Fr Leone told the Colombine principal that the road would be tough. “There’s going to be days when you are saying ‘Why me, why me?’ But God will be with you.”

Mr DeAngelis said talking to a professional counsellor helped him to come up with coping skills.

People who have been traumatised or who suffer with mental problems often believe it is enough to talk to a spouse or close friend.

“If you were to break an arm would you allow your wife or your husband or your best friend to cast it or surgically repair it?” is his response.

“Why with what you are dealing with, with what you are witnessing, are you not going to seek professional help.”

He also believes that parents must be parents and not their childrens’ ‘best friends’, and they have to be ready to intervene.
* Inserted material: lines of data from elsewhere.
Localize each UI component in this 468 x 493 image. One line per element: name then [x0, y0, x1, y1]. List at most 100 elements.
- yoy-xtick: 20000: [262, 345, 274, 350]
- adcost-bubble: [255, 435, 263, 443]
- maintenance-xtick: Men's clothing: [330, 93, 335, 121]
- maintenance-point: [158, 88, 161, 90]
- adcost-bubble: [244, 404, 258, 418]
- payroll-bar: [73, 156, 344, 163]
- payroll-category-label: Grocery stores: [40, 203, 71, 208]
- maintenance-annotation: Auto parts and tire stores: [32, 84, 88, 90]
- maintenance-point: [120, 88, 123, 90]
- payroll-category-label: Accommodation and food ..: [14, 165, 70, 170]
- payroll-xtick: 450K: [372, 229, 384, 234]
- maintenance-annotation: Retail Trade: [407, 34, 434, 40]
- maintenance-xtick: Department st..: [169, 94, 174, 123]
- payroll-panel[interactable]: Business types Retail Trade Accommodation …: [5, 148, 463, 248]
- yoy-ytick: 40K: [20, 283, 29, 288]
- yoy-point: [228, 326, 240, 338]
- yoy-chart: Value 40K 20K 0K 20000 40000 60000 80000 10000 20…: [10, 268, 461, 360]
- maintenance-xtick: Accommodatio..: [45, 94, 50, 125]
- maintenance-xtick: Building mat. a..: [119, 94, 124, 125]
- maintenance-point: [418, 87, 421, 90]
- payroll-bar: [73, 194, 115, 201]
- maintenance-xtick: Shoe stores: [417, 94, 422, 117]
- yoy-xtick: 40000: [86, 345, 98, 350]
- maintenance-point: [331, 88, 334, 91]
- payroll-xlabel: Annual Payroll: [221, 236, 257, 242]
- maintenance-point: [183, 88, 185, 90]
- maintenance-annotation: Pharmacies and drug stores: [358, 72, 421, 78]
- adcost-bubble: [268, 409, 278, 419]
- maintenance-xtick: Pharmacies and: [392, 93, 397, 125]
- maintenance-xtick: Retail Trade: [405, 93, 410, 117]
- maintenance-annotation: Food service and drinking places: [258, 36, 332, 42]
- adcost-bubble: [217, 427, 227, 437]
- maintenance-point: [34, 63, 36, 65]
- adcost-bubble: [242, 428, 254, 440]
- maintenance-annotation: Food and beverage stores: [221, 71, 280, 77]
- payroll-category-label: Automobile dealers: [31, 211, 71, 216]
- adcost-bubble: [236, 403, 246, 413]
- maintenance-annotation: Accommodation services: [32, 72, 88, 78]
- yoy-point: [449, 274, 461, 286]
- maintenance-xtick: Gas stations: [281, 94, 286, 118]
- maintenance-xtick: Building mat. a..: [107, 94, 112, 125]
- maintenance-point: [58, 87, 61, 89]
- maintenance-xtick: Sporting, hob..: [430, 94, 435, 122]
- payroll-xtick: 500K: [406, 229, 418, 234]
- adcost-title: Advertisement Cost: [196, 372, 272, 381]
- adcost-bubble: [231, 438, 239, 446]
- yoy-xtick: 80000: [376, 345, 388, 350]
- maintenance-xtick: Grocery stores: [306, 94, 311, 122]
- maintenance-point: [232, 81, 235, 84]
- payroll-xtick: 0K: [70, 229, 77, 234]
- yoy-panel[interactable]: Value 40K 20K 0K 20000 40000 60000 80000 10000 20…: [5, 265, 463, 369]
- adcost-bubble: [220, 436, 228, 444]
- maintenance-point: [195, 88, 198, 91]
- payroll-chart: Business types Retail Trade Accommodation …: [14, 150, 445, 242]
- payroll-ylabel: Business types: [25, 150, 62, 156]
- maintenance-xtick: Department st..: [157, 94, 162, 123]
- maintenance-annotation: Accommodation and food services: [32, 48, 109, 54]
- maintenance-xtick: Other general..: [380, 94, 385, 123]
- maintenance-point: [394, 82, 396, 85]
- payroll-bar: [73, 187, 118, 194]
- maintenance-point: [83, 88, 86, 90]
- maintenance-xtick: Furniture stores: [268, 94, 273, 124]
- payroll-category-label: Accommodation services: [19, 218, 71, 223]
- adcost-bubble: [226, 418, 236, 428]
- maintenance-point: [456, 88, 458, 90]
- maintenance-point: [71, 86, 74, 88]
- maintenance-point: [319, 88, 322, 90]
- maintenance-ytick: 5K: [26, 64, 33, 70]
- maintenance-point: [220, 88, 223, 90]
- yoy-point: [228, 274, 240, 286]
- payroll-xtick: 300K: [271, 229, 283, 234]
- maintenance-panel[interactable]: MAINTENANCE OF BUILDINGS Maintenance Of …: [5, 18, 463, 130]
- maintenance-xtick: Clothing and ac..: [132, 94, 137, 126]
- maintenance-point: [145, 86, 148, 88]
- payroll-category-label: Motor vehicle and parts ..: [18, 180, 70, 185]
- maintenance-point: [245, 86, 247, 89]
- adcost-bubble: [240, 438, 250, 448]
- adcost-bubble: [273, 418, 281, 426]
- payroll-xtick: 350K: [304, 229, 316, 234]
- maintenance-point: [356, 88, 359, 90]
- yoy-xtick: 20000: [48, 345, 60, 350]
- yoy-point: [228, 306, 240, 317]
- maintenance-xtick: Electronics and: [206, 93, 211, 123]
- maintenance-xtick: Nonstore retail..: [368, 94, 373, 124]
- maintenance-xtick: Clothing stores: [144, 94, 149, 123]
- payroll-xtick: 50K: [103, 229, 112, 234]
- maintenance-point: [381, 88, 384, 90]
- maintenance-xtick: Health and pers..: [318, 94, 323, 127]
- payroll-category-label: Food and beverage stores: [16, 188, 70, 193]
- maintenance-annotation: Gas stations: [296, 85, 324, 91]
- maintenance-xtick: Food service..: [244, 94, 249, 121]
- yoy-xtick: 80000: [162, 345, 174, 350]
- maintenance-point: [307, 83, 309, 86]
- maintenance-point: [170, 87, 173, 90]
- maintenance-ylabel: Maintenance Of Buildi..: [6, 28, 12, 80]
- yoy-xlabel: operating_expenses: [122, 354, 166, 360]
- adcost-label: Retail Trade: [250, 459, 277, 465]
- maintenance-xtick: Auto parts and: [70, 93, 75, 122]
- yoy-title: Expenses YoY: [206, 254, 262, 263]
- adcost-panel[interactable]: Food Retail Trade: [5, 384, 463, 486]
“I get this thing [from parents] all the time: ‘My son or my daughter has certain rights.’ You need to be a parent. If you need to go into their rooms and see what is going on, or see who their friends are – then you need to do that. That is the role of a parent.”

“So many times I’ve had parents say ‘I can’t do that. It is violating a right’. But I say ‘By doing something like that, you are taking a strong interest in your child’s life, you may be saving their life’.”

Frank DeAngelis will be the guest speaker at a public event, Frank DeAngelis – Lessons learned: in conversation with Jigsaw’s Tony Bates raising funds for Jigsaw – the National Centre for Youth Mental Health at the Mansion House in Dublin next Wednesday 14 September from 6.30 to 8.30pm. Tickets cost €25.

During the conversation, Mr DeAngelis will cover topics such as the importance of being present and staying involved as parents, even when adolescents tell us we’re not needed; staying in touch with the role of social media in young people’s lives; how to spot the often subtle signs of a young person in distress and the role of self-care in our work on behalf of young people.